Malaba, Uganda | THE INDEPENDENT | Almost a year into the Covid-19 pandemic, hundreds of people in the border towns of Mutukula and Malaba still don’t believe that the viral respiratory disease is real even as it has so far claimed 333 people and affected 40,221 others. Uganda registered its first Covid-19 case in March last year.
In a press briefing preceding the official launch of results from a study in which Makerere University researchers sought to analyze local adaptation of COVID-19 prevention measures among people living in Malaba and Mutukula, Dr. Joseph Matovu, a behavioral scientist says 222 people of the 855 that they sampled believe there is no COVID-19 in Uganda.
The two border towns were hotspots for the disease.
Even among those that believe that the disease exists in the country, some 131 said the disease is not for Ugandans and only affects white people. 33 percent of the respondents wrongly believe that once one has suffered from COVID-19 and recovered, they are free to drop their mask and other standard operating procedures because they can’t acquire the virus again.
The study conducted from September to December 2020 in order to among other things identify locally acceptable prevention measures involved key populations including truckers who were the first people to be affected by the disease in Uganda, sex workers, customs officials, the business community and health workers.
Dr. Joseph Matovu says that overall, they found that over 80% of the respondents had basic knowledge about how the disease can be prevented with the majority saying they got most of the information through television, radio and social media.

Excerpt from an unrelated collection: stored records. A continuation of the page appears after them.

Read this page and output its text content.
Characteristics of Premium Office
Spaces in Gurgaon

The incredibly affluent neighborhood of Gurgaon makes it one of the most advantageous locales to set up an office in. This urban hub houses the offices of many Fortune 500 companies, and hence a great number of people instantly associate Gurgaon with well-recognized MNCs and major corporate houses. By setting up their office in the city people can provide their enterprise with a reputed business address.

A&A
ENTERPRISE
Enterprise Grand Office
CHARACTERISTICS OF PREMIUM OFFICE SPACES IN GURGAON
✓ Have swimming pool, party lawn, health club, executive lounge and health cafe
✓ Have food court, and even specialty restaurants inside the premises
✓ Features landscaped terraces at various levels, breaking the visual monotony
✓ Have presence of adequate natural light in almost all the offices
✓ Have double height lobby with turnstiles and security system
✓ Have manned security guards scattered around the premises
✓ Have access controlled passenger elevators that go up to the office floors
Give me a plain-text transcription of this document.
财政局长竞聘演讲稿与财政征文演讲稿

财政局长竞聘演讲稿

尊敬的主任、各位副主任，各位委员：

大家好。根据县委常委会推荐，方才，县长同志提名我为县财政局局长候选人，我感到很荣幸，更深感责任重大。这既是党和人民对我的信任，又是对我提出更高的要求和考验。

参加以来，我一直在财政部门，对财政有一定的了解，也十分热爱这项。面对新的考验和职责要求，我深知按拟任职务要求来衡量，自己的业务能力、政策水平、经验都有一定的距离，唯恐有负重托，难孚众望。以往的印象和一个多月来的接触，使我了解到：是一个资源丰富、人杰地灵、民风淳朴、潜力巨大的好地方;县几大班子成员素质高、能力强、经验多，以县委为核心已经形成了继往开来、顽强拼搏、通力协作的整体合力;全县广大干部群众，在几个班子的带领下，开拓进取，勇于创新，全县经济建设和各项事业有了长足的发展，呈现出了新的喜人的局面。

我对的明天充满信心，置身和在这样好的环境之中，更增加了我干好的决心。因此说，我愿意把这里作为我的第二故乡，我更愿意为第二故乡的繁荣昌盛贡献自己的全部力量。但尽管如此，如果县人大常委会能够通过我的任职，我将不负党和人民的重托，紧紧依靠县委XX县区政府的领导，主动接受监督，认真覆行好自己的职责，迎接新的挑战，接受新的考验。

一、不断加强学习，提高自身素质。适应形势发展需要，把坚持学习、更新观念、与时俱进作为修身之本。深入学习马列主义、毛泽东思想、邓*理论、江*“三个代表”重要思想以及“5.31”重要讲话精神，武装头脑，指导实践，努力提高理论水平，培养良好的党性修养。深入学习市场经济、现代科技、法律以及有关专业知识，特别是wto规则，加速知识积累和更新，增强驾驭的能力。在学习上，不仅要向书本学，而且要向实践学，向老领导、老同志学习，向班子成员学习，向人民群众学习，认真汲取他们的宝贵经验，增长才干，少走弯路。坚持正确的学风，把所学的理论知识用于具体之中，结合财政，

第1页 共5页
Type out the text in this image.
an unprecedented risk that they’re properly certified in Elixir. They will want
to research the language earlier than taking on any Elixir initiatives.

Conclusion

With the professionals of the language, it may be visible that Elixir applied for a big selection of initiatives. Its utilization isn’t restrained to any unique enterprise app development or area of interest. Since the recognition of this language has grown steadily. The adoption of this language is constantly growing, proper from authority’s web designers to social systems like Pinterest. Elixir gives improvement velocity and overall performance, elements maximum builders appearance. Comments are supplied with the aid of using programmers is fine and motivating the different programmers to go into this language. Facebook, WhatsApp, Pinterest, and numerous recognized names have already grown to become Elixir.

On her part, Dr. Rebecca Nuwematsiko, a researcher based at Makerere University School of Public Health who participated in the study told journalists that they found that people aged 50 and above took the prevention measures more seriously compared to their younger counterparts.
She said the respondents who they reached out to through different ways including face to face interviews, focus group discussions and key informant interviews pointed out facilitators of adherence to guidelines had the necessary knowledge and facilities for use.
She says when it comes to those that didn’t believe COVID-19 exists, the majority came from the Uganda -Tanzania border in Kyotera district, something she attributes to early denial by the neighbouring country.
She says respondents are worried about being stigmatized if they enter Tanzania with a mask.
However, Tanzania’s president John Pombe Magufuli recently came out to speak publicly about the disease and urged his people to take precaution. While attending mass at a church in the capital Dodoma on Sunday, Magufuli encouraged Tanzanians to start wearing locally made masks.
Whether this will improve the situation at the border is still uncertain but Makerere University scientists will go back to the same communities they visited after six months to find out whether the measures they brainstormed with the communities actually worked. Matovu says the aim of the study was to come up with standard operating procedures that are locally acceptable.